Show that for any natural number $n$, between $n^2$ and $(n+1)^2$ one can find three distinct natural numbers $a,b,c$ such that $a^2+b^2$ is divisible by $c$.
A friend and I found a general case that always work with a computer problem, I would like to see a different solution, or a solution that tells the motivation of how to find that general case without a computer.
On
This is sort of cheating, since I already saw the answer in your comments, so my ability to reinvent the solution is questionable. That said, here's a hypothetical way to solve it.
We want $a, b, c$ such that
$$a^2 + b^2 \equiv 0 \pmod c$$
This suggests that we pick $c$ to be a sum of squares $d^2+e^2$ and then pick $a$ and $b$ so that
$$a \equiv d \pmod c$$ $$b \equiv e \pmod c$$
Then we have $a^2+b^2 \equiv d^2+e^2 \equiv 0 \pmod c$.
We try some values.
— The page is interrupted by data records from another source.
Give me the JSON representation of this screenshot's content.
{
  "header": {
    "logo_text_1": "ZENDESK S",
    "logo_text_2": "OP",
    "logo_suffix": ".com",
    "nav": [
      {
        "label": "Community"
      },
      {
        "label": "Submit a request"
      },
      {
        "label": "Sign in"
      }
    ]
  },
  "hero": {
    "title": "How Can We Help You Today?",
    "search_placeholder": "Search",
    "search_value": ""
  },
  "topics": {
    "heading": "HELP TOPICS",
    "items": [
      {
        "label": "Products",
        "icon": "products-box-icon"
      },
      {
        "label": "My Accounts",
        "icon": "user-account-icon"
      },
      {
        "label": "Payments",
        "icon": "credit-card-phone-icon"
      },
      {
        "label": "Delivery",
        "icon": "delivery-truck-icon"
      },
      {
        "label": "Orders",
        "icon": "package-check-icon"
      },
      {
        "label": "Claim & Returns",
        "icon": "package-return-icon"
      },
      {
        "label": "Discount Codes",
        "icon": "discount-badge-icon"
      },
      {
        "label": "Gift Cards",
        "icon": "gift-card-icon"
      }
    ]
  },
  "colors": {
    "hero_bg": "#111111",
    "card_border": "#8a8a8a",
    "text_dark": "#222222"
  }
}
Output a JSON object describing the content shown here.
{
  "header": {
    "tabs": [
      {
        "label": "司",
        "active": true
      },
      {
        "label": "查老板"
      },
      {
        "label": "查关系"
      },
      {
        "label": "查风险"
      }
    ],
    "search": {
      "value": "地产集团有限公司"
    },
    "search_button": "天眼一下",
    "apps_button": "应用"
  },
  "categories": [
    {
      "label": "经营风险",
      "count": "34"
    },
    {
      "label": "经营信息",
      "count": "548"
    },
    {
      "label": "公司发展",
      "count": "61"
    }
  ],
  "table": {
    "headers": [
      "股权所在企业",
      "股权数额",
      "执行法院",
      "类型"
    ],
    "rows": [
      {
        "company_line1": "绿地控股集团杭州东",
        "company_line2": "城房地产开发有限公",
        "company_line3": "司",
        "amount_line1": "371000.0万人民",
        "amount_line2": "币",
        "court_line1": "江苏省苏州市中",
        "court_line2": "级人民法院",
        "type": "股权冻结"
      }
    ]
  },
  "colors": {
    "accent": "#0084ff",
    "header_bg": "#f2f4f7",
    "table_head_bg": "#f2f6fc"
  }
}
With the constraint that $n^2<c<(n+1)^2$, our choices are sort of limited, so it doesn't take too long to hit upon $d=n$, $e=1$. That produces
$$c=n^2+1$$ $$a=n^2+n+1$$ $$b=n^2+2$$
and we're done.
It looks like it is easier to be divisible by a smaller number, so let $c$ be the least one. The only thing that matters for divisibility of the sum of squares by $c$ is what remainders $a,b$ have modulo $c$, so let $x,y$ be those remainders. Then, since we are squeezed in a narrow window, we have $a=c+x$, $b=c+y$, $c|x^2+y^2$. Now, $c>n^2$ and, certainly, $x,y<2n$, so if $x^2+y^2=kc$, we have $1\le k\le 7$ and it looks like the less $k$ is, the more room we have. Thus, we want $0<x<y$ so that $x^2+y^2>n^2$ and $x^2+y^2+y<(n+1)^2$. Now it is pretty clear where the formulae you mentioned came from: to have more room, we want to have $c$ as much to the left as possible, so let us try $c=n^2+1$. Then the trivial representation $c=x^2+y^2$ with $x=1,y=n$ jumps at you and this choice works. The other extreme would be trying to make the step $y$ as small as possible, i.e., to choose the least $x>\frac n{\sqrt 2}$ and put $y=x+1$. However, the trivial estimate for the "offset" $c-n^2$ will then be of order $3\sqrt 2n$, which is greater than $2n$, so, to make this plan work, we'll need to exercise more care. It is still possible and even gives smaller "range" for really large $n$: you can squeeze $a,b,c$ between $n^2$ and $n^2+qn$ for any $q>\frac 1{\sqrt 2}$ and $n>n_0(q)$, which is pretty much the best one can hope for. Still, this small improvement is hardly worth the cost as far as the original problem is concerned.